Have WELEARNED nothing?

The latest round of alphabet soup in Indiana's standardized testing of students again is leaving a bad taste in our collective mouths.

It's time for the state to rename the achievement test IPASS, so that we all can take a pass on this waste of time and resources whose main achievement appears to be forcing valuable instruction time toward test taking and preparation rather than actual teaching.

The state has done nothing to convince any of us that the newest form of standardized testing is any more useful than a No. 2 pencil sharpened down to a nub.

First we had the ISTEP and ISTEP+ exams, which tested Hoosier schoolchildren in the areas of English and math.

But Gov. Mike Pence called for changes to the much-maligned test in 2015, following criticism that the tests weren't hitting their intended marks.

The Indiana Department of Education formed committees of "relevant stakeholders," including teachers, to weigh in on what they would like to see in a new assessment and issued its first request for proposals for a new test in 2017.

All told, more than 500 educators were involved in creating ILEARN, which would become the replacement test.

The first round of ILEARN was administered in the spring to students in grades 3-8.

Just a few months later, we're hearing from some of the state's top officials that the results should be taken with a grain a salt, nullified and shelved because too many students performed poorly on the exams.

In particular, Gov. Eric Holcomb and Superintendent of Public Instruction Jennifer McCormick both say low scores in this year's English/language arts and mathematics assessments should mean that educators should be "held harmless" for the results.

So what was this whole standardized test endeavor really about?

Parents and students know the real results beyond the egg-headed expert-speak of why standardized tests are important, why certain ones are deficient and why the results of some should be disregarded.

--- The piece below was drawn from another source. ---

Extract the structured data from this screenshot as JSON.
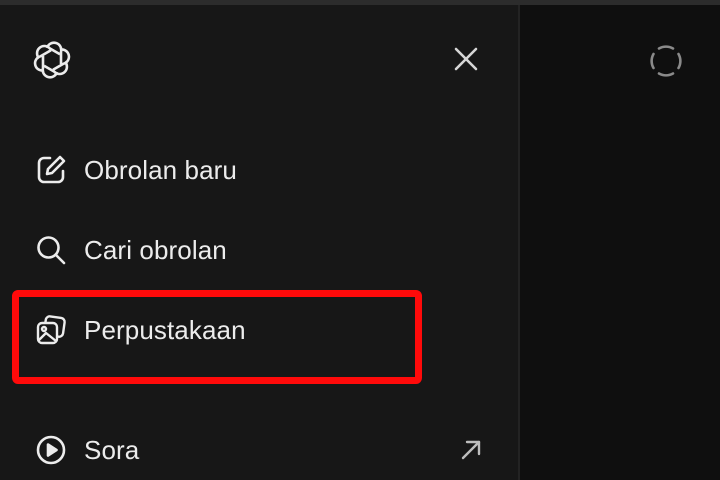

Anyone with children in the Hoosier school system within the past few decades knows how much time and energy teachers and students put into preparing for these tests.

And with ILEARN, many Region educators have reported that students were tested above their grade levels and spent hours on each test. It was valuable time taken away from actual, substantive classroom instruction that we hope our tax dollars fund.

The public at-large is barraged with reasoning ranging from proper college preparation to ensuring uniform education standards.

But all we've really seen is criticism of the tests, attempts to rewrite the tests and then a push to ignore the test results once the tests have been retooled.

And we're not hearing this discord in so many other states that use established and well-known achievement tests.

What can we learn from those states? Have we even tried?

The Hoosier state needs to get this right. Its entire education system loses credibility with every misstep, redo and take-back.

Our schoolchildren are the biggest losers in this dance that lacks any concerted rhythm or direction.

We must demand better of the people elected and appointed as stewards of the very foundation for our children's futures.